Qui sait qu’en Israël, on parle d’« Arabes » et non pas de « Palestinien·es »? Golda Meier, première ministre historique, affirmait qu’« il n’y a pas de peuple palestinien » tout en œuvrant à sa destruction physique. Le vocabulaire colonial prend grand soin de trier et d’émietter les identités pour mieux régner. Parler d’Arabes permet de nier l’histoire et les droits palestiniens, de les relier à un magma orientaliste des « masses arabes » menaçantes et lointaines. Dans une anti-histoire sioniste stupéfiante, les Arabes ne sauraient être juif·ves et en seraient l’antithèse, alors que depuis des siècles des Arabes chrétien·nes juif·ves et musulman·es existent ensemble.

Collusion coloniale globale

Qui sait qu’en soutenant inconditionnellement Israël, nos dominants défendent le droit à l’apartheid, au génocide et aux crimes contre l’humanité, contre le droit international, contre le droit au retour des réfugié·es, et contre leurs propres principes hypocrites?
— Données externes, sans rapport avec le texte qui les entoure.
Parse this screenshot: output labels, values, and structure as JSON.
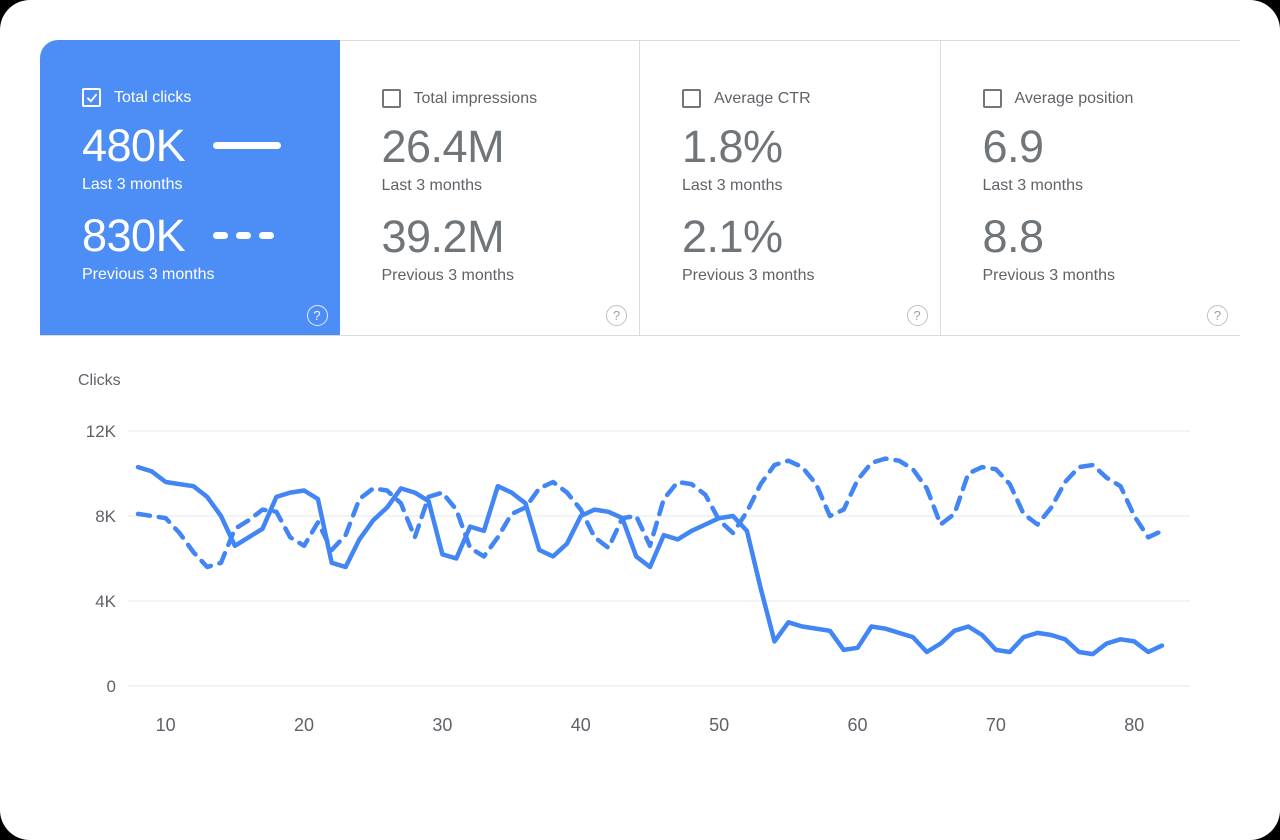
{
  "colors": {
    "accent": "#4285f4",
    "selected_card_bg": "#4d8df6",
    "grid": "#e4e7ea",
    "label_gray": "#5f6368",
    "value_gray": "#70757a"
  },
  "icons": {
    "help": "?"
  },
  "cards": [
    {
      "label": "Total clicks",
      "checked": true,
      "selected": true,
      "primary_value": "480K",
      "primary_label": "Last 3 months",
      "secondary_value": "830K",
      "secondary_label": "Previous 3 months"
    },
    {
      "label": "Total impressions",
      "checked": false,
      "selected": false,
      "primary_value": "26.4M",
      "primary_label": "Last 3 months",
      "secondary_value": "39.2M",
      "secondary_label": "Previous 3 months"
    },
    {
      "label": "Average CTR",
      "checked": false,
      "selected": false,
      "primary_value": "1.8%",
      "primary_label": "Last 3 months",
      "secondary_value": "2.1%",
      "secondary_label": "Previous 3 months"
    },
    {
      "label": "Average position",
      "checked": false,
      "selected": false,
      "primary_value": "6.9",
      "primary_label": "Last 3 months",
      "secondary_value": "8.8",
      "secondary_label": "Previous 3 months"
    }
  ],
  "chart_data": {
    "type": "line",
    "title": "Clicks",
    "ylabel": "Clicks",
    "xlim": [
      8,
      82
    ],
    "ylim": [
      0,
      12000
    ],
    "grid": true,
    "legend_position": "in-card",
    "x_ticks": [
      10,
      20,
      30,
      40,
      50,
      60,
      70,
      80
    ],
    "y_ticks": [
      {
        "value": 12000,
        "label": "12K"
      },
      {
        "value": 8000,
        "label": "8K"
      },
      {
        "value": 4000,
        "label": "4K"
      },
      {
        "value": 0,
        "label": "0"
      }
    ],
    "x": [
      8,
      9,
      10,
      11,
      12,
      13,
      14,
      15,
      16,
      17,
      18,
      19,
      20,
      21,
      22,
      23,
      24,
      25,
      26,
      27,
      28,
      29,
      30,
      31,
      32,
      33,
      34,
      35,
      36,
      37,
      38,
      39,
      40,
      41,
      42,
      43,
      44,
      45,
      46,
      47,
      48,
      49,
      50,
      51,
      52,
      53,
      54,
      55,
      56,
      57,
      58,
      59,
      60,
      61,
      62,
      63,
      64,
      65,
      66,
      67,
      68,
      69,
      70,
      71,
      72,
      73,
      74,
      75,
      76,
      77,
      78,
      79,
      80,
      81,
      82
    ],
    "series": [
      {
        "name": "Previous 3 months",
        "style": "dashed",
        "color": "#4285f4",
        "values": [
          8100,
          8000,
          7900,
          7200,
          6300,
          5600,
          5800,
          7400,
          7800,
          8300,
          8200,
          7000,
          6600,
          7700,
          6400,
          7100,
          8800,
          9300,
          9200,
          8600,
          7000,
          8900,
          9100,
          8300,
          6500,
          6100,
          7000,
          8100,
          8400,
          9300,
          9600,
          9100,
          8300,
          7000,
          6500,
          7900,
          8000,
          6600,
          8800,
          9600,
          9500,
          9000,
          7800,
          7200,
          8200,
          9500,
          10400,
          10600,
          10300,
          9500,
          8000,
          8300,
          9700,
          10500,
          10700,
          10600,
          10200,
          9300,
          7600,
          8100,
          10000,
          10300,
          10200,
          9500,
          8100,
          7600,
          8400,
          9600,
          10300,
          10400,
          9800,
          9400,
          8000,
          7000,
          7300
        ]
      },
      {
        "name": "Last 3 months",
        "style": "solid",
        "color": "#4285f4",
        "values": [
          10300,
          10100,
          9600,
          9500,
          9400,
          8900,
          8000,
          6600,
          7000,
          7400,
          8900,
          9100,
          9200,
          8800,
          5800,
          5600,
          6900,
          7800,
          8400,
          9300,
          9100,
          8700,
          6200,
          6000,
          7500,
          7300,
          9400,
          9100,
          8600,
          6400,
          6100,
          6700,
          8000,
          8300,
          8200,
          7900,
          6100,
          5600,
          7100,
          6900,
          7300,
          7600,
          7900,
          8000,
          7300,
          4600,
          2100,
          3000,
          2800,
          2700,
          2600,
          1700,
          1800,
          2800,
          2700,
          2500,
          2300,
          1600,
          2000,
          2600,
          2800,
          2400,
          1700,
          1600,
          2300,
          2500,
          2400,
          2200,
          1600,
          1500,
          2000,
          2200,
          2100,
          1600,
          1900
        ]
      }
    ]
  }
}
À Israël la haute vie, aux Palestinien·nes la sous-vie rampante, à peine humanitarisée, pour qu’Israël jouisse et danse sur les terres et les cendres palestiniennes.
Qui sait que dans certaines communautés autochtones du Canada et du Québec, on observe la Palestine et on compare ces destins historiques éradiqués? Est-ce que la situation des communautés autochtones canadiennes et québécoises fragmentées, dépossédées de leurs territoires, de leur mobilité, de leur histoire et de leur culture, devenues 5 % de la population générale, mais presque un tiers des personnes emprisonnées, soupçonnées de vol sur leurs territoires volés, de parasitisme par leurs envahisseurs – est-ce que cette situation préfigure l’avenir du peuple palestinien ?
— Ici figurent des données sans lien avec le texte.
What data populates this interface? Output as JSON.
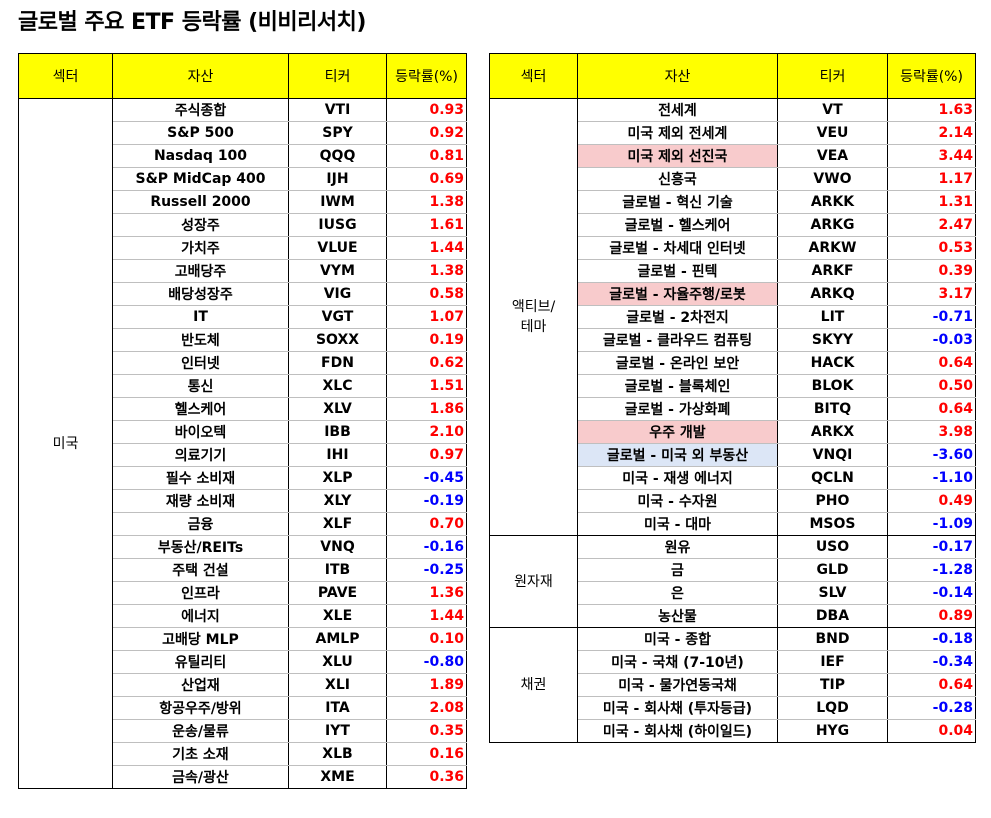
{
  "title": "글로벌 주요 ETF 등락률 (비비리서치)",
  "headers": {
    "sector": "섹터",
    "asset": "자산",
    "ticker": "티커",
    "change": "등락률(%)"
  },
  "colors": {
    "header_bg": "#ffff00",
    "positive": "#ff0000",
    "negative": "#0000ff",
    "highlight_red": "#f8cbcc",
    "highlight_blue": "#dce6f6"
  },
  "left_groups": [
    {
      "sector": "미국",
      "rows": [
        {
          "asset": "주식종합",
          "ticker": "VTI",
          "change": "0.93"
        },
        {
          "asset": "S&P 500",
          "ticker": "SPY",
          "change": "0.92"
        },
        {
          "asset": "Nasdaq 100",
          "ticker": "QQQ",
          "change": "0.81"
        },
        {
          "asset": "S&P MidCap 400",
          "ticker": "IJH",
          "change": "0.69"
        },
        {
          "asset": "Russell 2000",
          "ticker": "IWM",
          "change": "1.38"
        },
        {
          "asset": "성장주",
          "ticker": "IUSG",
          "change": "1.61"
        },
        {
          "asset": "가치주",
          "ticker": "VLUE",
          "change": "1.44"
        },
        {
          "asset": "고배당주",
          "ticker": "VYM",
          "change": "1.38"
        },
        {
          "asset": "배당성장주",
          "ticker": "VIG",
          "change": "0.58"
        },
        {
          "asset": "IT",
          "ticker": "VGT",
          "change": "1.07"
        },
        {
          "asset": "반도체",
          "ticker": "SOXX",
          "change": "0.19"
        },
        {
          "asset": "인터넷",
          "ticker": "FDN",
          "change": "0.62"
        },
        {
          "asset": "통신",
          "ticker": "XLC",
          "change": "1.51"
        },
        {
          "asset": "헬스케어",
          "ticker": "XLV",
          "change": "1.86"
        },
        {
          "asset": "바이오텍",
          "ticker": "IBB",
          "change": "2.10"
        },
        {
          "asset": "의료기기",
          "ticker": "IHI",
          "change": "0.97"
        },
        {
          "asset": "필수 소비재",
          "ticker": "XLP",
          "change": "-0.45"
        },
        {
          "asset": "재량 소비재",
          "ticker": "XLY",
          "change": "-0.19"
        },
        {
          "asset": "금융",
          "ticker": "XLF",
          "change": "0.70"
        },
        {
          "asset": "부동산/REITs",
          "ticker": "VNQ",
          "change": "-0.16"
        },
        {
          "asset": "주택 건설",
          "ticker": "ITB",
          "change": "-0.25"
        },
        {
          "asset": "인프라",
          "ticker": "PAVE",
          "change": "1.36"
        },
        {
          "asset": "에너지",
          "ticker": "XLE",
          "change": "1.44"
        },
        {
          "asset": "고배당 MLP",
          "ticker": "AMLP",
          "change": "0.10"
        },
        {
          "asset": "유틸리티",
          "ticker": "XLU",
          "change": "-0.80"
        },
        {
          "asset": "산업재",
          "ticker": "XLI",
          "change": "1.89"
        },
        {
          "asset": "항공우주/방위",
          "ticker": "ITA",
          "change": "2.08"
        },
        {
          "asset": "운송/물류",
          "ticker": "IYT",
          "change": "0.35"
        },
        {
          "asset": "기초 소재",
          "ticker": "XLB",
          "change": "0.16"
        },
        {
          "asset": "금속/광산",
          "ticker": "XME",
          "change": "0.36"
        }
      ]
    }
  ],
  "right_groups": [
    {
      "sector": "액티브/테마",
      "rows": [
        {
          "asset": "전세계",
          "ticker": "VT",
          "change": "1.63"
        },
        {
          "asset": "미국 제외 전세계",
          "ticker": "VEU",
          "change": "2.14"
        },
        {
          "asset": "미국 제외 선진국",
          "ticker": "VEA",
          "change": "3.44",
          "highlight": "red"
        },
        {
          "asset": "신흥국",
          "ticker": "VWO",
          "change": "1.17"
        },
        {
          "asset": "글로벌 - 혁신 기술",
          "ticker": "ARKK",
          "change": "1.31"
        },
        {
          "asset": "글로벌 - 헬스케어",
          "ticker": "ARKG",
          "change": "2.47"
        },
        {
          "asset": "글로벌 - 차세대 인터넷",
          "ticker": "ARKW",
          "change": "0.53"
        },
        {
          "asset": "글로벌 - 핀텍",
          "ticker": "ARKF",
          "change": "0.39"
        },
        {
          "asset": "글로벌 - 자율주행/로봇",
          "ticker": "ARKQ",
          "change": "3.17",
          "highlight": "red"
        },
        {
          "asset": "글로벌 - 2차전지",
          "ticker": "LIT",
          "change": "-0.71"
        },
        {
          "asset": "글로벌 - 클라우드 컴퓨팅",
          "ticker": "SKYY",
          "change": "-0.03"
        },
        {
          "asset": "글로벌 - 온라인 보안",
          "ticker": "HACK",
          "change": "0.64"
        },
        {
          "asset": "글로벌 - 블록체인",
          "ticker": "BLOK",
          "change": "0.50"
        },
        {
          "asset": "글로벌 - 가상화폐",
          "ticker": "BITQ",
          "change": "0.64"
        },
        {
          "asset": "우주 개발",
          "ticker": "ARKX",
          "change": "3.98",
          "highlight": "red"
        },
        {
          "asset": "글로벌 - 미국 외 부동산",
          "ticker": "VNQI",
          "change": "-3.60",
          "highlight": "blue"
        },
        {
          "asset": "미국 - 재생 에너지",
          "ticker": "QCLN",
          "change": "-1.10"
        },
        {
          "asset": "미국 - 수자원",
          "ticker": "PHO",
          "change": "0.49"
        },
        {
          "asset": "미국 - 대마",
          "ticker": "MSOS",
          "change": "-1.09"
        }
      ]
    },
    {
      "sector": "원자재",
      "rows": [
        {
          "asset": "원유",
          "ticker": "USO",
          "change": "-0.17"
        },
        {
          "asset": "금",
          "ticker": "GLD",
          "change": "-1.28"
        },
        {
          "asset": "은",
          "ticker": "SLV",
          "change": "-0.14"
        },
        {
          "asset": "농산물",
          "ticker": "DBA",
          "change": "0.89"
        }
      ]
    },
    {
      "sector": "채권",
      "rows": [
        {
          "asset": "미국 - 종합",
          "ticker": "BND",
          "change": "-0.18"
        },
        {
          "asset": "미국 - 국채 (7-10년)",
          "ticker": "IEF",
          "change": "-0.34"
        },
        {
          "asset": "미국 - 물가연동국채",
          "ticker": "TIP",
          "change": "0.64"
        },
        {
          "asset": "미국 - 회사채 (투자등급)",
          "ticker": "LQD",
          "change": "-0.28"
        },
        {
          "asset": "미국 - 회사채 (하이일드)",
          "ticker": "HYG",
          "change": "0.04"
        }
      ]
    }
  ]
}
Questionner la colonialité israélienne depuis Tiohtia:ke, c’est questionner la colonialité européenne, québécoise, canadienne, américaine, mettre en cause notre histoire et notre légitimité sur ces terres « non cédées » : voilà notre intérêt à la « neutralité », à l’ignorance et au sionisme, à l’animalisation du peuple palestinien, à la religionisation des enjeux territoriaux, à l’union sacrée de toutes les islamophobies, à la substitution du colonial par le simple « conflit symétrique » pour mieux éradiquer.

L’auteur a résidé en Palestine occupée.